You might not be able to sit down with Oprah, but you can sit down like Oprah, thanks to patio furniture that resembles the set featured in her interview with Prince Harry and Meghan Markle, the Duchess of Sussex.
While the focus of her widely watched conversation with the couple revolved around several bombshell revelations about the royal family, the patio furniture and the outfits and accessories worn by Meghan and Oprah Winfrey also got lots of attention.
Several articles tracked down a set of chairs that they claimed were the ones used in the interview. The set, which was available on Amazon and at several other retailers, was listed for about $600 and is sold out on multiple sites. Another nearly identical set of rattan chairs on Walmart.com retailed for over $300 and is also sold out. Lookalikes for other items, such as the outdoor rug, the low table and the succulents centerpiece, were also featured in articles and quickly sold out.
It wasn't just the patio furniture that had people talking.
Oprah's Götti eyeglasses spawned articles with several lookalike frames, and the designer of Meghan's dress was quickly identified as Giorgio Armani.
Neil Saunders, managing director of GlobalData's retail division, attributed the fascination with clothing, accessories and even patio furniture to two things.
"First of all, a lot of famous people tend to be very put together in their outfits. Someone like Oprah will have a stylist, will think about what she's wearing. ... That does make the clothes they wear quite enviable," Saunders said. "The other thing, when you have someone like Meghan, a lot of people admire her, [which] makes her a kind of icon as an individual, and people look to emulate that in terms of the things she's wearing to try to get a bit of that kind of attitude or personality into their own psyche."
There was also lots of speculation about the significance of the lotus flower featured on Meghan's dress, which mirrors similar treatments of the sartorial and styling choices other politicians, royals and world figures make when they appear in public. An entire industry has cropped up dedicated to analyzing the choices celebrities make with their ensembles, which can often carry significant meaning, be it positive or negative.

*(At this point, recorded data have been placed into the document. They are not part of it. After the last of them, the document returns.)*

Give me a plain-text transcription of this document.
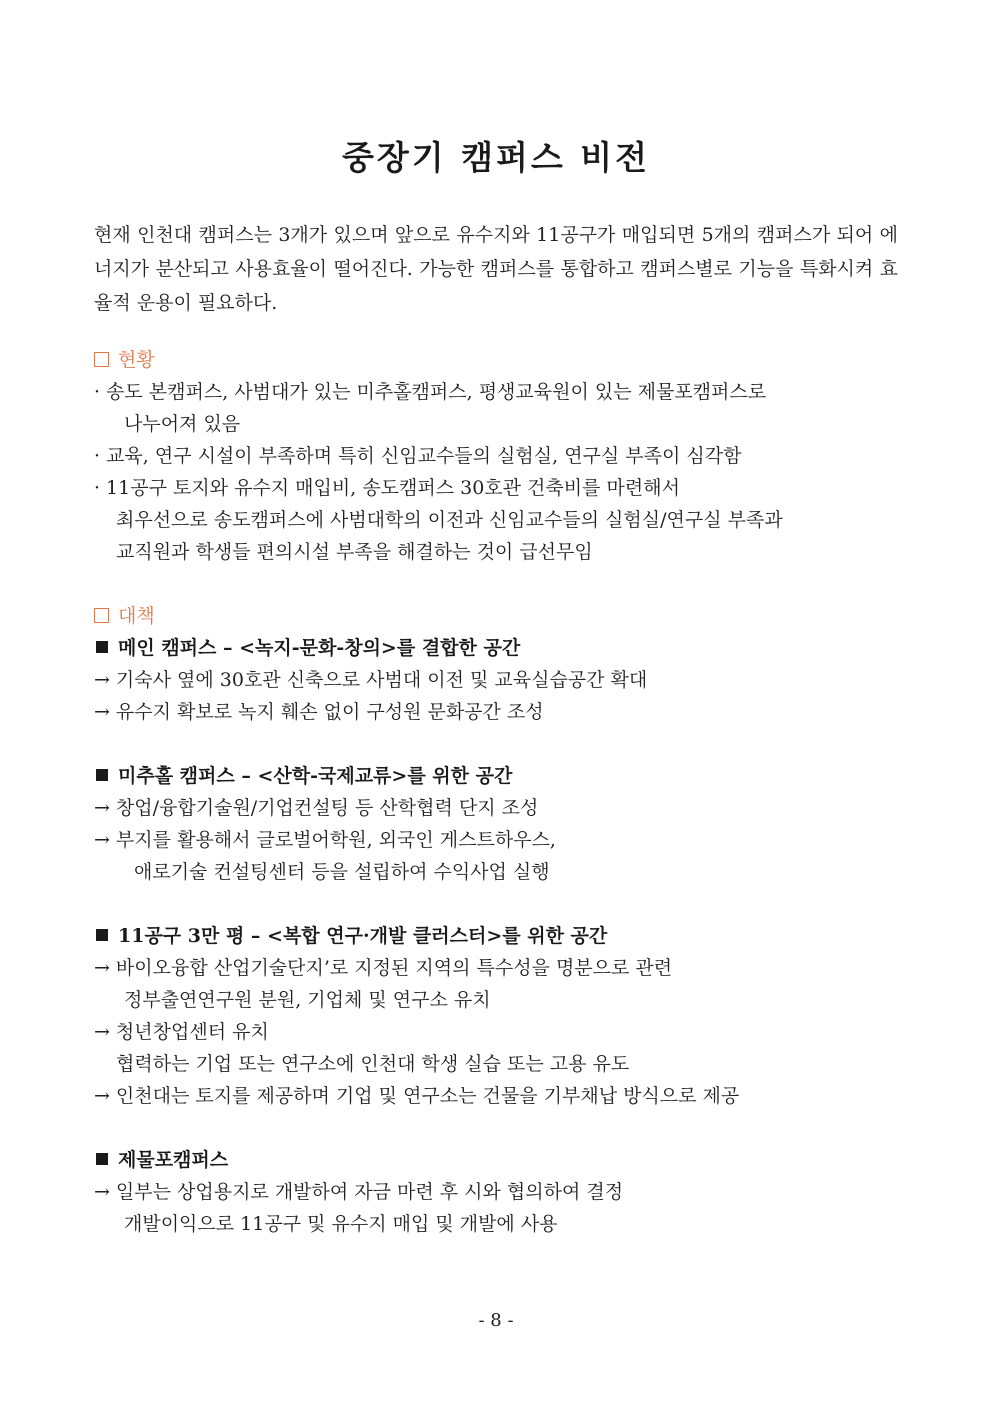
중장기 캠퍼스 비전
현재 인천대 캠퍼스는 3개가 있으며 앞으로 유수지와 11공구가 매입되면 5개의 캠퍼스가 되어 에너지가 분산되고 사용효율이 떨어진다. 가능한 캠퍼스를 통합하고 캠퍼스별로 기능을 특화시켜 효율적 운용이 필요하다.
현황
· 송도 본캠퍼스, 사범대가 있는 미추홀캠퍼스, 평생교육원이 있는 제물포캠퍼스로
나누어져 있음
· 교육, 연구 시설이 부족하며 특히 신임교수들의 실험실, 연구실 부족이 심각함
· 11공구 토지와 유수지 매입비, 송도캠퍼스 30호관 건축비를 마련해서
최우선으로 송도캠퍼스에 사범대학의 이전과 신임교수들의 실험실/연구실 부족과
교직원과 학생들 편의시설 부족을 해결하는 것이 급선무임
대책
메인 캠퍼스 – <녹지-문화-창의>를 결합한 공간
→ 기숙사 옆에 30호관 신축으로 사범대 이전 및 교육실습공간 확대
→ 유수지 확보로 녹지 훼손 없이 구성원 문화공간 조성
미추홀 캠퍼스 – <산학-국제교류>를 위한 공간
→ 창업/융합기술원/기업컨설팅 등 산학협력 단지 조성
→ 부지를 활용해서 글로벌어학원, 외국인 게스트하우스,
애로기술 컨설팅센터 등을 설립하여 수익사업 실행
11공구 3만 평 – <복합 연구·개발 클러스터>를 위한 공간
→ 바이오융합 산업기술단지’로 지정된 지역의 특수성을 명분으로 관련
정부출연연구원 분원, 기업체 및 연구소 유치
→ 청년창업센터 유치
협력하는 기업 또는 연구소에 인천대 학생 실습 또는 고용 유도
→ 인천대는 토지를 제공하며 기업 및 연구소는 건물을 기부채납 방식으로 제공
제물포캠퍼스
→ 일부는 상업용지로 개발하여 자금 마련 후 시와 협의하여 결정
개발이익으로 11공구 및 유수지 매입 및 개발에 사용
- 8 -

The same phenomenon was seen around this year's presidential inauguration, where outfits worn by former first lady Michelle Obama, National Youth Poet Laureate Amanda Gorman and members of President Joe Biden's and Vice President Kamala Harris' families were quickly noticed and analyzed. Throughout Donald Trump's and Barack Obama's presidencies, outfits worn by the first families were assessed for their deeper messaging — and similar treatment is routinely given to choices made by British royals, including Kate Middleton, the Duchess of Cambridge.
"Where there's a very high-profile event, be it an inauguration or big interview like this that lots of people tune in to, inevitably the products and the outfits and garments featured really gather a lot of attention," Saunders said. "You start having a lot of curiosity about where these products came from, and then people search them out online or find things that are similar."
The fascination then leads to increased spending as the items are quickly sourced and sell out online. As consumers have sought out such information more readily, designers have become more vocal on social media, taking ownership of certain looks and sharing details about the process and inspiration behind them.
The designers and stylists behind outfits worn by the Obamas, Kate and Meghan have made similar posts in the past, and Ivanka Trump used social media to promote her eponymous clothing line after an appearance at the Republican National Convention.
After Biden's inauguration, the hairstylist who worked on Michelle Obama's hair posted on Instagram about the look. The designer who made first lady Jill Biden's ensemble for inauguration night shared that it featured the official flowers from every state and U.S. territory.
"Social media platforms have really democratized fashion and trends, because it becomes very, very easy for a designer to really showcase their wares to very large audiences in a way that in the past you just couldn't do," Saunders said. "Before the advent of social media, to amplify your brand you would have to get a placement in one of the big magazines, you'd have to get on the news or be talked about in the media, and that wasn't always easy."
Now, not only is it easier for the designers to promote the looks, but consumers are also so eager to emulate what they see on famous figures that other designers and brands will often launch similar styles or "knockoffs" to capitalize on the fascination and spending.